At interrogation, SDG told the cover story he and the Head Clerk had agreed together. Blindfolded under a rain jacket, SDG was driven to a Japanese officer’s house where he was instructed to write down his life story. On the second day, he was accused of being a British spy who had parachuted into Burma in December 1943, but SDG was able to say that he had worked at the railway yard since August. On the third day, the tactic was to bring Indian National Army (INA) men to question him, asking SDG to join the INA, and asking him if he had come to kill the head of the INA, Subhas Chandra Bose.

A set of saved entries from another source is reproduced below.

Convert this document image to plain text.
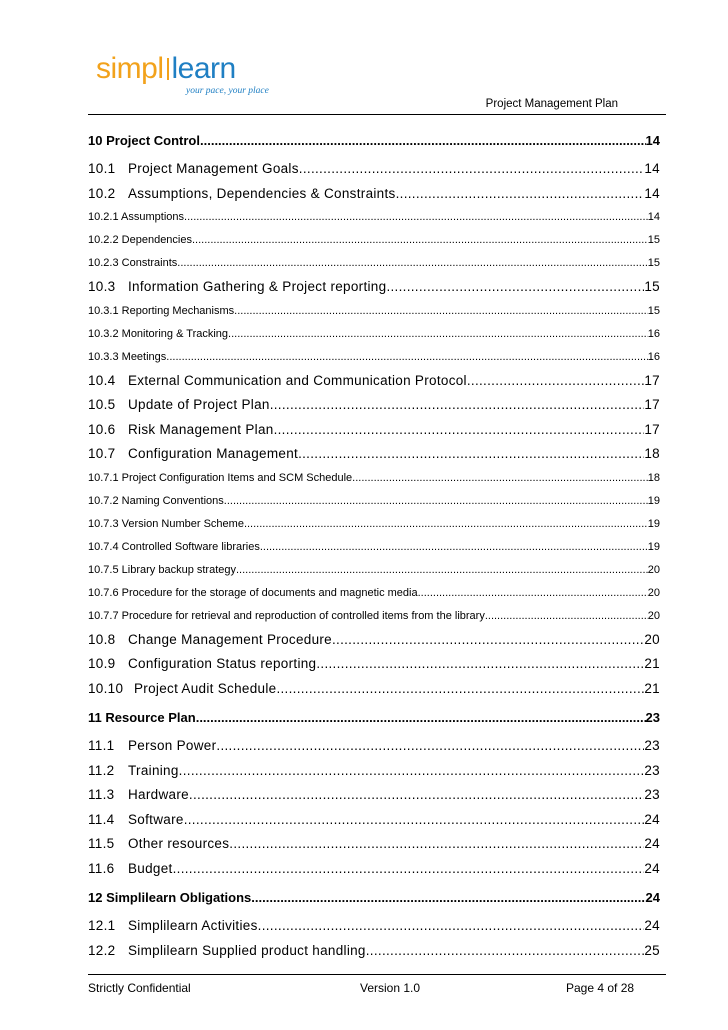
simpl learn
your pace, your place
Project Management Plan
10 Project Control .....	14
10.1 Project Management Goals .....	14
10.2 Assumptions, Dependencies & Constraints .....	14
10.2.1 Assumptions .....	14
10.2.2 Dependencies .....	15
10.2.3 Constraints .....	15
10.3 Information Gathering & Project reporting .....	15
10.3.1 Reporting Mechanisms .....	15
10.3.2 Monitoring & Tracking .....	16
10.3.3 Meetings .....	16
10.4 External Communication and Communication Protocol .....	17
10.5 Update of Project Plan .....	17
10.6 Risk Management Plan .....	17
10.7 Configuration Management .....	18
10.7.1 Project Configuration Items and SCM Schedule .....	18
10.7.2 Naming Conventions .....	19
10.7.3 Version Number Scheme .....	19
10.7.4 Controlled Software libraries .....	19
10.7.5 Library backup strategy .....	20
10.7.6 Procedure for the storage of documents and magnetic media .....	20
10.7.7 Procedure for retrieval and reproduction of controlled items from the library .....	20
10.8 Change Management Procedure .....	20
10.9 Configuration Status reporting .....	21
10.10 Project Audit Schedule .....	21
11 Resource Plan .....	23
11.1 Person Power .....	23
11.2 Training .....	23
11.3 Hardware .....	23
11.4 Software .....	24
11.5 Other resources .....	24
11.6 Budget .....	24
12 Simplilearn Obligations .....	24
12.1 Simplilearn Activities .....	24
12.2 Simplilearn Supplied product handling .....	25
Strictly Confidential	Version 1.0	Page 4 of 28
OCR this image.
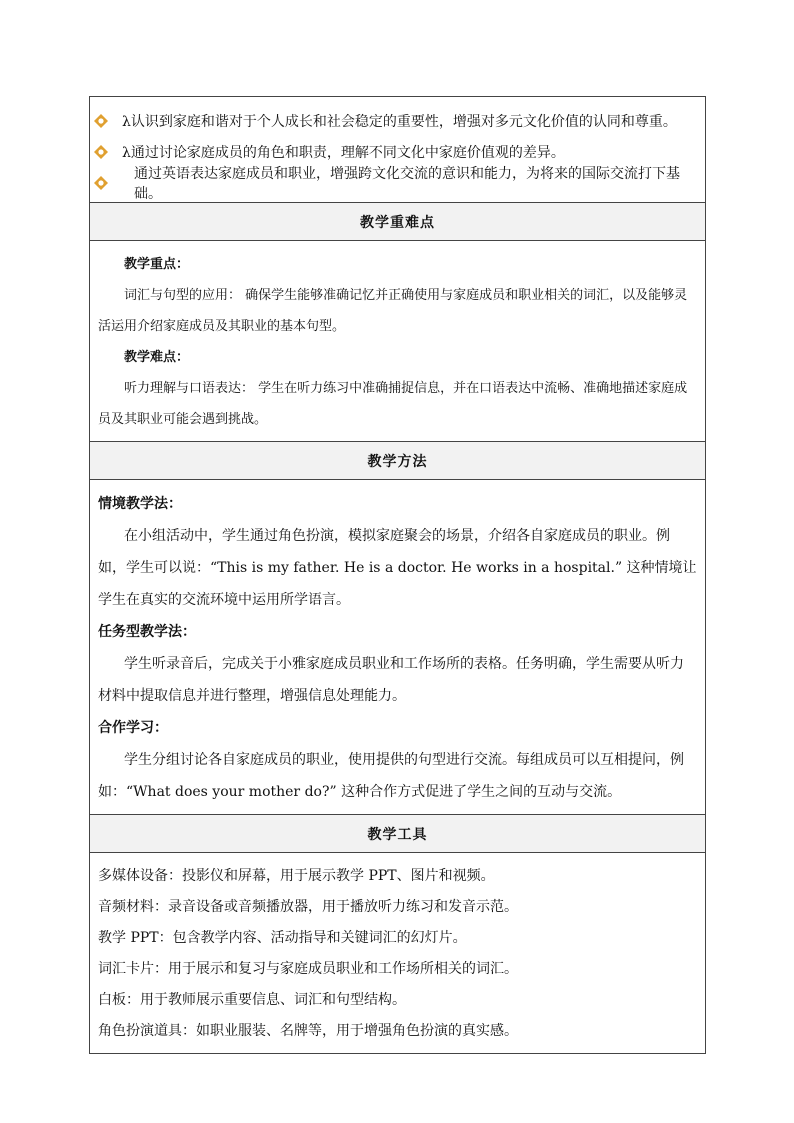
λ认识到家庭和谐对于个人成长和社会稳定的重要性，增强对多元文化价值的认同和尊重。
λ通过讨论家庭成员的角色和职责，理解不同文化中家庭价值观的差异。
通过英语表达家庭成员和职业，增强跨文化交流的意识和能力，为将来的国际交流打下基础。
教学重难点
教学重点：
词汇与句型的应用： 确保学生能够准确记忆并正确使用与家庭成员和职业相关的词汇，以及能够灵活运用介绍家庭成员及其职业的基本句型。
教学难点：
听力理解与口语表达： 学生在听力练习中准确捕捉信息，并在口语表达中流畅、准确地描述家庭成员及其职业可能会遇到挑战。
教学方法
情境教学法：
在小组活动中，学生通过角色扮演，模拟家庭聚会的场景，介绍各自家庭成员的职业。例如，学生可以说：“This is my father. He is a doctor. He works in a hospital.” 这种情境让学生在真实的交流环境中运用所学语言。
任务型教学法：
学生听录音后，完成关于小雅家庭成员职业和工作场所的表格。任务明确，学生需要从听力材料中提取信息并进行整理，增强信息处理能力。
合作学习：
学生分组讨论各自家庭成员的职业，使用提供的句型进行交流。每组成员可以互相提问，例如：“What does your mother do?” 这种合作方式促进了学生之间的互动与交流。
教学工具
多媒体设备：投影仪和屏幕，用于展示教学 PPT、图片和视频。
音频材料：录音设备或音频播放器，用于播放听力练习和发音示范。
教学 PPT：包含教学内容、活动指导和关键词汇的幻灯片。
词汇卡片：用于展示和复习与家庭成员职业和工作场所相关的词汇。
白板：用于教师展示重要信息、词汇和句型结构。
角色扮演道具：如职业服装、名牌等，用于增强角色扮演的真实感。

On 26 September, an Indian who claimed to have escaped to Burma from India to join the INA began his interrogation, claiming that he recognised SDG from India. In India, the man said that he had trained agents for the British, and that he had seen SDG in 1942. SDG continued to deny all questions, even though at least one of them was true – SDG had been an Anusilan [sic] Party member and had indeed frequented Russa [Russia?] Road. The Anushilan Samiti was a revolutionary socialist party that had its roots in pre-Great War India.

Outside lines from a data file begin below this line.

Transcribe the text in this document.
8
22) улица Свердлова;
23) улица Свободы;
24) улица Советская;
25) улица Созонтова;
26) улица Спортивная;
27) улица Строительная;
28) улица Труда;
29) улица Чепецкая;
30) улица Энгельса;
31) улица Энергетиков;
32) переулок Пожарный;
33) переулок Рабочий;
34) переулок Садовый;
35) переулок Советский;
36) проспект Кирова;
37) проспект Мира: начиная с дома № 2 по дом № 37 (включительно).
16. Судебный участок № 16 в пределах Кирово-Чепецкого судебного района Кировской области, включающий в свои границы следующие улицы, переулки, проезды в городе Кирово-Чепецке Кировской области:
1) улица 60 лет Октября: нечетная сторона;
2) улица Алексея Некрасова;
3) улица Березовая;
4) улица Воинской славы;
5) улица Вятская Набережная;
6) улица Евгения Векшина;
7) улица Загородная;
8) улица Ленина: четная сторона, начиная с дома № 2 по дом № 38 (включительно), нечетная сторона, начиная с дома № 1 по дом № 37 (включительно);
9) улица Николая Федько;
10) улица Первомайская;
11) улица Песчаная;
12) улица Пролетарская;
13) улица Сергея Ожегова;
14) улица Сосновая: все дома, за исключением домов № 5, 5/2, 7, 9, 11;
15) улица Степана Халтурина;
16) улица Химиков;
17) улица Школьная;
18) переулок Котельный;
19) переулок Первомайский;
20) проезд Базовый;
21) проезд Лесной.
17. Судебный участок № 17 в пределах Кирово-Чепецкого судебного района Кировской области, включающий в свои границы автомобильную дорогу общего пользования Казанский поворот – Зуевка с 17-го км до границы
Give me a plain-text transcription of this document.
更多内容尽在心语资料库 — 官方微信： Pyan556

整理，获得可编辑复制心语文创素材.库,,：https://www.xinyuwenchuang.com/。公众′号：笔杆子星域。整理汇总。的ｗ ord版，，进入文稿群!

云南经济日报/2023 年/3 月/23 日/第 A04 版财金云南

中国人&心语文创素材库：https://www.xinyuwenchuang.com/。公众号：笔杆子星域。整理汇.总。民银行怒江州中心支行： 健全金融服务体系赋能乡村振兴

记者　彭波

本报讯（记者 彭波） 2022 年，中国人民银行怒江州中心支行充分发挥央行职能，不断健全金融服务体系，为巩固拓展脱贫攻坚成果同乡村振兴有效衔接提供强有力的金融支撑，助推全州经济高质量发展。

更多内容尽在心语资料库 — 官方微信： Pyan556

With Indians having failed to break SDG, the Japanese officer now tried using torture. At first he was subjected to ’60 hour stretches of starvation broken by sumptuous feasts. Finally when S.D.G. asked how the torture of an innocent Indian was going to serve the cause of Indian independence the Jap officer changed his tactics. He started straightforward torture.’
SDG endured two days of being hit around the head with bamboo, being hanged from the ceiling by his feet and having his head swung against the wall, and being hit with a belt buckle. Asked to confess, SDG maintained his innocence and was beaten unconscious. Later, possibly the next day, they plied SDG with brandy to get him drunk and continued to ask questions about parachutists, so SDG after a time ‘decided to act as if he were dead drunk.’ According his statement, SDG ‘raved’ about how he hated the British at the top of his voice so convincingly that they put him to bed.
The next day SDG was allowed a bath and told that he was free to to ‘roam about the place at will.’ Suspecting a ruse, SDG stayed in his room, until on 24 October he was taken to the headquarters of the Kempai Tai, the feared Japanese military police. For at least ten days, SDG was subjected to more torture, including electrocution.
‘Getting nothing out of this, they took him to a deep tank full of water. He was tied to a harness, swung on a rope and let down into the water. He was suffocated but they lifted him out to give him a chance to take in one mouthful of air in a gulp and down he went again. He was taken out more dead than alive.’
Christmas 1944 came and went. SDG was living off the scraps of Japanese meals, still subject to beatings and deprived of water. One day, SDG recognised the Japanese officer who had first questioned him in 1943. This officer secured SDG’s release on 3 March 1945.
The kindness of the Head Clerk at the railway yard extended beyond the immediate help he gave to SDG in 1943-44. After SDG had given his statement to Force 136, Maung Ba Shin hand wrote a supporting statement, corroborating SDG’s story. It prompted this:
The document is signed by Lt.Col. Frederick Fleming Wemyss, who had worked in the Political Warfare (PW) section of Force 136. By November 1945, Wemyss was back in his pre-war job of Burma policeman.
Like Li Jui, what happened to SDG – Sunil Datta Gupta – or Anil Ghosh or A.C. Dey after his mission as a secret agent is not known.